December 3rd, 2015
By: Dorothy Steed (Aug/28/2013)
Hospital observation services are considered outpatient services. They are typically used when a period of time is needed to evaluate the progress or regression. This may include effectiveness of medication/ infusions, results of diagnostic results or other reasons deemed as medically necessary. This period of time will be used to determine whether the patient needs inpatient admission, transfer to another facility, or may be discharged. It is not appropriate for observation to be used as a routine post operative extended recovery time. Observation is not determined by any specific unit or bed, but is based upon the physician order.
Several rules apply to observation services. This is where you will need to be very familiar with your payer's requirements for time and reimbursement.
Medicare will allow 48 hours in observation, or until all ordered interventions have been completed. Example: IV has been ordered at hour 45, infusion not complete until hour 49. Many managed care payers will only cover observation up to 23 hours. Observation time must be documented in the medical record. Time begins with the patient's admission to an observation bed. It is generally expected that observation time will be at least 8 hours. The patient is typically admitted to observation through the hospital's emergency department, or by direct admit from a physician office.
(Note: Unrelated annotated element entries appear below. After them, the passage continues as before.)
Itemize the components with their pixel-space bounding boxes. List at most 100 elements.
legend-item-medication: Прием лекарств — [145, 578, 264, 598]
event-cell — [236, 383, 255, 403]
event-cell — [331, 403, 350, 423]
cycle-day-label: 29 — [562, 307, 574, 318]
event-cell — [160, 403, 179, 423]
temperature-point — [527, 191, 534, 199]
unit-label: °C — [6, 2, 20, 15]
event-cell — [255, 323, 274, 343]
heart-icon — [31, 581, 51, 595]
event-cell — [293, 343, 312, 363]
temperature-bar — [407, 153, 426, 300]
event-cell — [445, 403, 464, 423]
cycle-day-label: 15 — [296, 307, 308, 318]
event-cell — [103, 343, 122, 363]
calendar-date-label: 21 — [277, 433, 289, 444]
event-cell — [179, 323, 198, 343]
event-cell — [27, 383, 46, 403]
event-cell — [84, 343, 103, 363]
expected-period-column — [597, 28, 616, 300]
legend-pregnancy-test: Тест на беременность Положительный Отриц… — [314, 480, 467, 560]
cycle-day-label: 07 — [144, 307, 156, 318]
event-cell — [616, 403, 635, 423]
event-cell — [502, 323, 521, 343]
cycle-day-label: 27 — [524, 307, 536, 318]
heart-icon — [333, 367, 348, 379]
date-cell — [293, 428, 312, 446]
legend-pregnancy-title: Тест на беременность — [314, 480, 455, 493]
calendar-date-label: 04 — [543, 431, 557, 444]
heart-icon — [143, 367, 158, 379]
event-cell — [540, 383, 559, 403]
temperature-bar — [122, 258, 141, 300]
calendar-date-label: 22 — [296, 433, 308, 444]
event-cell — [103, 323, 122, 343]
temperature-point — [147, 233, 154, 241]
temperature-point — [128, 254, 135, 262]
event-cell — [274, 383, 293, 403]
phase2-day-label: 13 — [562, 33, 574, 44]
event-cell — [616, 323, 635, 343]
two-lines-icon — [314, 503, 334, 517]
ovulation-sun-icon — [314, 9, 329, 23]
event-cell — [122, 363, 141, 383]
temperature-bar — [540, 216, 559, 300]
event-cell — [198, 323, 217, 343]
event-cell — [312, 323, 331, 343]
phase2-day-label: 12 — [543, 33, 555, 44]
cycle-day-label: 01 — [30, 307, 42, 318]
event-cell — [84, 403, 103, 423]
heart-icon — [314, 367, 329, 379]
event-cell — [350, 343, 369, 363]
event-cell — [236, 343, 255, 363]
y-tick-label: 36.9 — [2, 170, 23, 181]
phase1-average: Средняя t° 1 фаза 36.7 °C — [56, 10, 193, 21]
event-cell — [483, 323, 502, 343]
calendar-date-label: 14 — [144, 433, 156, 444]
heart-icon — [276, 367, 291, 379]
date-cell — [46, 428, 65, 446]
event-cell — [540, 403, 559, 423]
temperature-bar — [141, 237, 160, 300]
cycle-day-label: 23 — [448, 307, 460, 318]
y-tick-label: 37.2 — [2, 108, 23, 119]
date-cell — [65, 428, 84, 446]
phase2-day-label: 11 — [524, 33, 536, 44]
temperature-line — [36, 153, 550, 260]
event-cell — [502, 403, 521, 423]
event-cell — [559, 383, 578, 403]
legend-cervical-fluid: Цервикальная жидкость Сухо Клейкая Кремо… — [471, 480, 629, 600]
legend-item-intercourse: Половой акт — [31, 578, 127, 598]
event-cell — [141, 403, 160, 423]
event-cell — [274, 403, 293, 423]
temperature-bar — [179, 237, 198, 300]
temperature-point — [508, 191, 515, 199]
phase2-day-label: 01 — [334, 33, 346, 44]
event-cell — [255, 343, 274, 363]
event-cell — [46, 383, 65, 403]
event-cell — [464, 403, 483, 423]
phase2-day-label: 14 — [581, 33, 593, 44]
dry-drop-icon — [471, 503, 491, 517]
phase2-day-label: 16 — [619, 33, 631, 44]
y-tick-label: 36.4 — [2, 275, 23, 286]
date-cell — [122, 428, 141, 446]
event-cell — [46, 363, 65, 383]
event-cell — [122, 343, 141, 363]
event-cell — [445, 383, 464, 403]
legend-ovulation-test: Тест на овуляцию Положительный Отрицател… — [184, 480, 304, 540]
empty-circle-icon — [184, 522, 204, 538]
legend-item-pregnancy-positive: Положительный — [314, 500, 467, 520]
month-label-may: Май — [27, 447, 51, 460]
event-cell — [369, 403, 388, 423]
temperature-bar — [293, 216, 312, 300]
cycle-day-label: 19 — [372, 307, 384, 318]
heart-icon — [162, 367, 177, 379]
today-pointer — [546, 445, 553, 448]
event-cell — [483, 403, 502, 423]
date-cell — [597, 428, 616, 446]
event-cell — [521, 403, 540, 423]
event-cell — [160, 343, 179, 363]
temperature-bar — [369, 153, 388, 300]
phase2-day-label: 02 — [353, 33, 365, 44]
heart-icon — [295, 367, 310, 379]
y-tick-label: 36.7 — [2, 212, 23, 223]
Some common problems with reporting observation services are: Case management should follow these patients closely and be in contact with the physician as the time deadline approaches. If the observation status needs to be converted to inpatient, the physician should issue a new order that reflects the status change. If the patient remains for, say 4-5 days, with no order change, the hospital will likely lose the revenue for time over 48 hours for Medicare patients. Managed care contracts should state specifically how claims will be reimbursed when both emergency department charges (revenue code 450), and observation charges (revenue code 762) appear on the claim. Unless this is clearly defined in the contract, the payer will often default to emergency services payment rather than the observation payment rate.
Keep in mind that Medicare patients who do not have Part B coverage will not have the observation service covered. This is not an inpatient stay unless the physician specifically changes the order to inpatient status.